There’s Something About Petitions

Given the vast number of radical petitions UCLA professors have signed in recent years, much of our university’s faculty apparently follows a variation of Descartes’ famous statement, Cogito, ergo sum (I think therefore I am): Signo, ergo sum, (I sign, therefore I am).

Preliminary UCLAProfs.com research has uncovered nearly 500 faculty signatures on petitions, open letters and public statements which take a wide variety of radical positions: anti-Israel, anti-Bush, anti-war. The list also demonstrates that a large number of UCLA professors are ardently in favor of affirmative action, and just as ardently opposed to conservative legal nominees, even opposing fellow alumni like Justice Janice Rogers Brown.

Various faculty profiles that I saw on the site also stress those petitions.

Consider:

1. The irrelevant data: Nearly 500 signatures (not 500 separate faculty members, but 500 signatures) on various petitions. And this matters because . . .?

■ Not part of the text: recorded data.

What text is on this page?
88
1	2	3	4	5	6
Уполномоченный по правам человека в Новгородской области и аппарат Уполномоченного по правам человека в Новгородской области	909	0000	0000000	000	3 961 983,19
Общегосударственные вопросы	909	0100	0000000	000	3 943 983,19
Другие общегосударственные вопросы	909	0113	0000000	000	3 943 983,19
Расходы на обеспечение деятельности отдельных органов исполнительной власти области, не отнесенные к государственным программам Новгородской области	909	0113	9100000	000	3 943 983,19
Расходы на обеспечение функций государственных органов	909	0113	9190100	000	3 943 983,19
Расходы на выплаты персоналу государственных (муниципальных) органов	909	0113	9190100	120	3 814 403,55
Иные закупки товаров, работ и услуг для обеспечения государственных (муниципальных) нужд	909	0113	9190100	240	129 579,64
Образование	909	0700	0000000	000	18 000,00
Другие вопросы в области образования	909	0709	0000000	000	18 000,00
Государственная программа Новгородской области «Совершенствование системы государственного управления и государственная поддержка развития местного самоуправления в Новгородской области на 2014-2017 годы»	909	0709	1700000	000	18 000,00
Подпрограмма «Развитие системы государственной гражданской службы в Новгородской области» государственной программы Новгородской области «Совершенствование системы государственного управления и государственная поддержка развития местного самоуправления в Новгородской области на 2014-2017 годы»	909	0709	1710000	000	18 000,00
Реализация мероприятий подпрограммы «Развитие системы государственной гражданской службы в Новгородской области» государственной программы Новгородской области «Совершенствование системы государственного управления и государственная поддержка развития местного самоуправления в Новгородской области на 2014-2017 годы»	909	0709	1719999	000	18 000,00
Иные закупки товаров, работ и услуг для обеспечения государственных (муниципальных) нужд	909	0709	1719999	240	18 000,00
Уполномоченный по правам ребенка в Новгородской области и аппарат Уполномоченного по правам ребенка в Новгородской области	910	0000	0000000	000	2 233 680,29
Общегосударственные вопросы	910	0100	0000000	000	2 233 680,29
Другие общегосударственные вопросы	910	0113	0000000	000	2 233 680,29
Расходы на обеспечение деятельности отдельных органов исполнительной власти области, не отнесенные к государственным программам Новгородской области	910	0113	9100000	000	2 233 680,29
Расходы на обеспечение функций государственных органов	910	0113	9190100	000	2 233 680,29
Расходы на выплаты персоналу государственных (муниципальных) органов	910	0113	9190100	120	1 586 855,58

2. More irrelevant data: “A large number of UCLA professors are ardently in favor of affirmative action, and just as ardently opposed to conservative legal nominees.” So? In a faculty of thousands, of course there’d be a large number of UCLA professors ardently in favor of affirmative action. They’re entitled to hold such views; why is it that important that they do hold such views? It doesn’t show that the faculty is disproportionately left-wing. (It may well be, and certainly is in many departments, but we know that from other sources. That “a large number of UCLA professors” supports affirmative action is not evidence of that, given what a small fraction of UCLA professors must be in their petition signatories dataset.)

3. The putdown that’s really a compliment: “… even opposing fellow alumni like Justice Janice Rogers Brown.” Jeez, school spirit is all well and good, but it’s hardly a sign of poor character that some people don’t let their public policy judgment be swayed by school loyalty.

4. The exaggerated rhetoric: “[R]adical positions: anti-Israel, anti-Bush, anti-war” — since when was being anti-Bush, a view that roughly half (if not more) of the population takes a “radical position”? Likewise as to opposition to the war or opposition to Israel. Now there are surely radical versions of those positions, and doubtless some of my colleagues hold them. But simply labeling “anti-Israel, anti-Bush, anti-war” as “radical positions,” with no explanation of what’s radical about them, is a self-caricature of conservatism.

As I’ve said before, it’s perfectly legitimate to criticize professors. People even have the First Amendment right to do so unfairly, shallowly, and exaggeratedly. But such weakly reasoned criticism is hardly laudable — and, I think, it usually (and especially in this instance) is likely to be counterproductive.